I watched Kathy open her laptop. She angled the screen away from me as she typed. I could hear her fingers tapping. Who was she writing to? Tony?
“What are you doing?” I yawned.
“Just emailing my cousin … She’s in Sydney now.”
“Is she? Send her my love.”
“I will.”
Kathy typed for a moment longer, then stopped typing and put down the laptop. “I’m going to have a bath.”
I nodded. “Okay.”
She gave me an amused look. “Cheer up, darling. Are you sure you’re okay?”
I smiled and nodded. She stood up and walked out. I waited until I heard the bathroom door close, and the sound of running water. I slid over to where she had been sitting. I reached for her laptop. My fingers were trembling as I opened it. I re-opened her browser—and went to her email log-in.
But she’d logged out.
I pushed away the laptop with disgust. This must stop, I thought. This way madness lies. Or was I mad already?
I was getting into bed, pulling back the covers, when Kathy walked into the bedroom, brushing her teeth.
“I forgot to tell you. Nicole is back in London next week.”
“Nicole?”
“You remember Nicole. We went to her going-away party.”

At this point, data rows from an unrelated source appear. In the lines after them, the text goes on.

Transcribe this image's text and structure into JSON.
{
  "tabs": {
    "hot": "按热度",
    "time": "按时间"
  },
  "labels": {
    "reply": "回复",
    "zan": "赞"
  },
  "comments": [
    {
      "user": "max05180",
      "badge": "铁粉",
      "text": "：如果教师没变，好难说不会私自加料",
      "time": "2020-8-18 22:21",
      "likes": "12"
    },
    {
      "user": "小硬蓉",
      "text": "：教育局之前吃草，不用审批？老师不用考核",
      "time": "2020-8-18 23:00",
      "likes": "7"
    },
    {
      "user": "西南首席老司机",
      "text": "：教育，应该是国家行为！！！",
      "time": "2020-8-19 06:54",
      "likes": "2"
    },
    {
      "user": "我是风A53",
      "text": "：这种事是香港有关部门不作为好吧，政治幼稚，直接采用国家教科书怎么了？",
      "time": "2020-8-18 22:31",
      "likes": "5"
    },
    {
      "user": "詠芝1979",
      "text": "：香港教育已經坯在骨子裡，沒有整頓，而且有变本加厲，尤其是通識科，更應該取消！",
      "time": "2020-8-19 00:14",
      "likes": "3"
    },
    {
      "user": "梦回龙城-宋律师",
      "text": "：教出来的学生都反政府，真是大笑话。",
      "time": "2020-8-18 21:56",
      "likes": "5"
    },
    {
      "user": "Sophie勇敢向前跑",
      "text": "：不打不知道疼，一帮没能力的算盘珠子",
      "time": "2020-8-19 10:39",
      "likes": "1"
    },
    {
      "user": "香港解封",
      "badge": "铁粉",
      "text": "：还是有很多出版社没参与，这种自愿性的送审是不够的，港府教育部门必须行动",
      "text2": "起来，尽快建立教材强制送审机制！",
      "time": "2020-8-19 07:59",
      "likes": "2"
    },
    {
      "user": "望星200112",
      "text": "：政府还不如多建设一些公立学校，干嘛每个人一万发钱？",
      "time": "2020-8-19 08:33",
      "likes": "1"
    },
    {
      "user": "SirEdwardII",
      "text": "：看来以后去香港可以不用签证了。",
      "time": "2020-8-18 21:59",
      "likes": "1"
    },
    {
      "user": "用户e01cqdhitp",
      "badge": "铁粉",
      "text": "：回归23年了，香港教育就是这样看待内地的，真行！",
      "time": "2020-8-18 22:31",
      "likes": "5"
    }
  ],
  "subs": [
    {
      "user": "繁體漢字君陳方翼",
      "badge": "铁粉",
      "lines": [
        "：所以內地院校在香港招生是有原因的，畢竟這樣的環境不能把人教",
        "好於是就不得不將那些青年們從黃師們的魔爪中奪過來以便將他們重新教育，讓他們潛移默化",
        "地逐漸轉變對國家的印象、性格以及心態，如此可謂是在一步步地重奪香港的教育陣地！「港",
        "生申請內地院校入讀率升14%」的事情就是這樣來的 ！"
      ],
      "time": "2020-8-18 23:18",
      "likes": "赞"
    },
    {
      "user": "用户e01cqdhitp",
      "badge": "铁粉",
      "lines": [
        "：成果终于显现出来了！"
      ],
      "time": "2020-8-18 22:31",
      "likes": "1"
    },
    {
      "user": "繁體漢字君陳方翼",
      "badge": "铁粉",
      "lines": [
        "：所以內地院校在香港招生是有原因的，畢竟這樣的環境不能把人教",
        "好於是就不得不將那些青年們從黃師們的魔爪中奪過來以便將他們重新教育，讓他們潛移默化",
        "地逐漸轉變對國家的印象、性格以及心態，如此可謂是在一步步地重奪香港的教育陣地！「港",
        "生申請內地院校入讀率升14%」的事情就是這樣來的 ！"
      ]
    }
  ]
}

“Oh, yeah. I thought she moved to New York.”
“She did. And now she’s back.” A pause. “She wants me to meet her on Thursday … Thursday night after rehearsal.”
I don’t know what aroused my suspicion. Was it the way Kathy was looking in my direction but not making eye contact? I sensed she was lying. I didn’t say anything. Neither did she. She disappeared from the door. I could hear her in the bathroom, spitting out the toothpaste and rinsing her mouth.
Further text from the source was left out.